Surgeons have, for the first time, used a combination of an artificial heart and stem cells to save the life of a dying man.
Ioannis Manolopoulos was fitted with the mechanical pump because his heart was too weak to push blood around his body.
Surgeons then injected his failing heart muscle with six million of his own stem cells in the hope that they would repair the damage.
Speaking exclusively to Sky News, he said he owed the British and Greek surgeons his life.
He said: “If things go well, I must go to church and pray because I feel very lucky to get this device and have the chance of a normal life.”
The team was led by British surgeon Professor Stephen Westaby. He has pioneered the use of mechanical pumps in patients suffering from heart failure.
But the NHS will not pay for the treatment. Instead he relies on charity funding – or travels abroad to implant pumps in countries where governments are prepared to fund the £60,000 devices.
He said: “I am very frustrated that all the work that I have done back home in the UK has to be translated into patient care in other countries.

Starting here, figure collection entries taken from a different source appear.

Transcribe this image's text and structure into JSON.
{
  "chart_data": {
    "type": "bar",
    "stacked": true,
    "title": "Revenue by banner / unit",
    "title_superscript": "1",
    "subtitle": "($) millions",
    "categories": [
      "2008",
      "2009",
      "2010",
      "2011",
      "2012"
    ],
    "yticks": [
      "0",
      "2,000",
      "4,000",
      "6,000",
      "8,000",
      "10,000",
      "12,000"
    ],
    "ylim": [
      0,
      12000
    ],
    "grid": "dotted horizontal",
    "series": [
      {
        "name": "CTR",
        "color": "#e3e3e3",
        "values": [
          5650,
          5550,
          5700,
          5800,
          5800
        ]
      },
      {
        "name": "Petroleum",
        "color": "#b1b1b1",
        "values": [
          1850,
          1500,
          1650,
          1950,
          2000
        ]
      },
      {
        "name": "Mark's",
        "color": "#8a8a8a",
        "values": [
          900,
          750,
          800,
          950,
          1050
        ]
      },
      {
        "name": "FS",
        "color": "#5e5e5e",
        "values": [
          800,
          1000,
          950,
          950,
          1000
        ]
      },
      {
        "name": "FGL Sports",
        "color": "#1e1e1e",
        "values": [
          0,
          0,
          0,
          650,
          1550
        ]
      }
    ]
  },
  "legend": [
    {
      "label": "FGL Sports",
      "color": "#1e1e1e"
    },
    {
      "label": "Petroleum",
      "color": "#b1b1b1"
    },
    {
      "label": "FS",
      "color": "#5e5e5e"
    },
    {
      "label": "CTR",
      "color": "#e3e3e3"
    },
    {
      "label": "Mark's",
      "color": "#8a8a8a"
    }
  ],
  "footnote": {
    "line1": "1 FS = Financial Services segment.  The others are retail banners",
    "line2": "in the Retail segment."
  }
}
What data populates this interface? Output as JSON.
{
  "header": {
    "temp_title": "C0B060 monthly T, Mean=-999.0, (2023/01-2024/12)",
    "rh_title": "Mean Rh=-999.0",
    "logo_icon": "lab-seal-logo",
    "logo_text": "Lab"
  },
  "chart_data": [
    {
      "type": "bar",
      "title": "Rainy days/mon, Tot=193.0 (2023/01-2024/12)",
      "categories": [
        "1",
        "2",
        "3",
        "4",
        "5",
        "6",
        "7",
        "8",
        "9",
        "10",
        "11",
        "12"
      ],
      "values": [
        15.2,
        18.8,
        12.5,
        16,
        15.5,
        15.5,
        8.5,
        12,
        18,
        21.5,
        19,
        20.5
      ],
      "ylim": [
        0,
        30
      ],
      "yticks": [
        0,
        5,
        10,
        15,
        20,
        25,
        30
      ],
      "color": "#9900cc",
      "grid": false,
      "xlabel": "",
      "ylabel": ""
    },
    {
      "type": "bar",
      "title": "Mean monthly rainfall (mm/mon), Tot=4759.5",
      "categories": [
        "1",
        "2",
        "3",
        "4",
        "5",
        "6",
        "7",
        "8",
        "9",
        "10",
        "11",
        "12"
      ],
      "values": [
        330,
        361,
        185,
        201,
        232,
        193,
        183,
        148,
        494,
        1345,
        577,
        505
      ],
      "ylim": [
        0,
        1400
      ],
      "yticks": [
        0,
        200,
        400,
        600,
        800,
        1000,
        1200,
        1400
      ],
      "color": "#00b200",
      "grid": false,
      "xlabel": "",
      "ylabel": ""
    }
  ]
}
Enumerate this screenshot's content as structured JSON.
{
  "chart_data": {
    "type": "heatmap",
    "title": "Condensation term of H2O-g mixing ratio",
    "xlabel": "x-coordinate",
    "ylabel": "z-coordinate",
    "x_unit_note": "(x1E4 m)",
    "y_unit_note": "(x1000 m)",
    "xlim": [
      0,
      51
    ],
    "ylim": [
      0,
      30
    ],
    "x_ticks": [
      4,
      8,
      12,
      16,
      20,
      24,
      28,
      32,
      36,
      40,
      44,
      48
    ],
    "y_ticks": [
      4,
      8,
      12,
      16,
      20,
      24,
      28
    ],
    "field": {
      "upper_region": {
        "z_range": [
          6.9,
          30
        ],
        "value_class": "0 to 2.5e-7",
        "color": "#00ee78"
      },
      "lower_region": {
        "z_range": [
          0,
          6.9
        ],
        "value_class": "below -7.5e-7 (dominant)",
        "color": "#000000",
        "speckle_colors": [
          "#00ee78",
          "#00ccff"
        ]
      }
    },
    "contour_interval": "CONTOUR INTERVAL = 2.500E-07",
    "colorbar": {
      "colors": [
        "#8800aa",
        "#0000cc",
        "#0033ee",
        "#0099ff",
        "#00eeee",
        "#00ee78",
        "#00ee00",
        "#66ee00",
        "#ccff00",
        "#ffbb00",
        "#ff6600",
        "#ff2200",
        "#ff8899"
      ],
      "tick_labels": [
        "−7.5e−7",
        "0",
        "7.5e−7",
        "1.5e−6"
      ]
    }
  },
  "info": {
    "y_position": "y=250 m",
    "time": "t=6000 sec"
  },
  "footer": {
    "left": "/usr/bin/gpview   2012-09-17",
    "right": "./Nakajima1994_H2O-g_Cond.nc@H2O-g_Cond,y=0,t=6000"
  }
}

“We have helped to develop implantation programmes in France, Greece and Japan. It’s time we did it in the UK.”
He believes heart pumps, with or without stem cells, could save the lives of 12,000 patients with serious heart failure each year.
“The economics in the health service are the problem. So many patients could benefit that the costs would be substantial,” he said.
The Greek patient had been so dangerously ill that he had been kept in hospital for four months. He had suffered at least two heart attacks and his cardiac muscle was too weak to push enough blood around his body.
Drug treatment and other surgical devices had failed to improve his condition.
In a radical attempt to save his life, surgeons implanted a Jarvic mechanical device into his heart to divert blood away from the damaged pumping chamber.
In many patients that is enough for the heart to begin to heal – sometimes so well that the mechanical pump can be safely removed weeks or months later.
But in Ioannis’ case the cardiac muscle had been badly damaged. So surgeons injected six million stem cells that they had earlier extracted from his bone marrow.
The stem cells kickstart a recovery by building new muscle and releasing chemicals that attract new blood vessels into the damaged areas.
Professor Christos Papakonstantinou, heart surgeon at the Ahepa University Hospital in Thessaloniki, said: “We hope the combination of stem cells and pumps will enable patients to enjoy life for many years.”
The Greek government has recently agreed to fund pumps for some patients with serious heart failure.
Professor Papakonstantinou said they offer good value for money because patients are able to leave hospital and do not need drug treatment.
But in Britain, the NHS will only fund pumps in transplant patients who are waiting for a donor heart. Around 100 a year are implanted.
In a statement, the Department of Health said: “Before making such technology more widely available as an indefinite long-term treatment in end-stage heart failure, the NHS needs to ensure there is clear evidence of benefit.
“We will carefully consider all new evidence on heart pumps which is published.”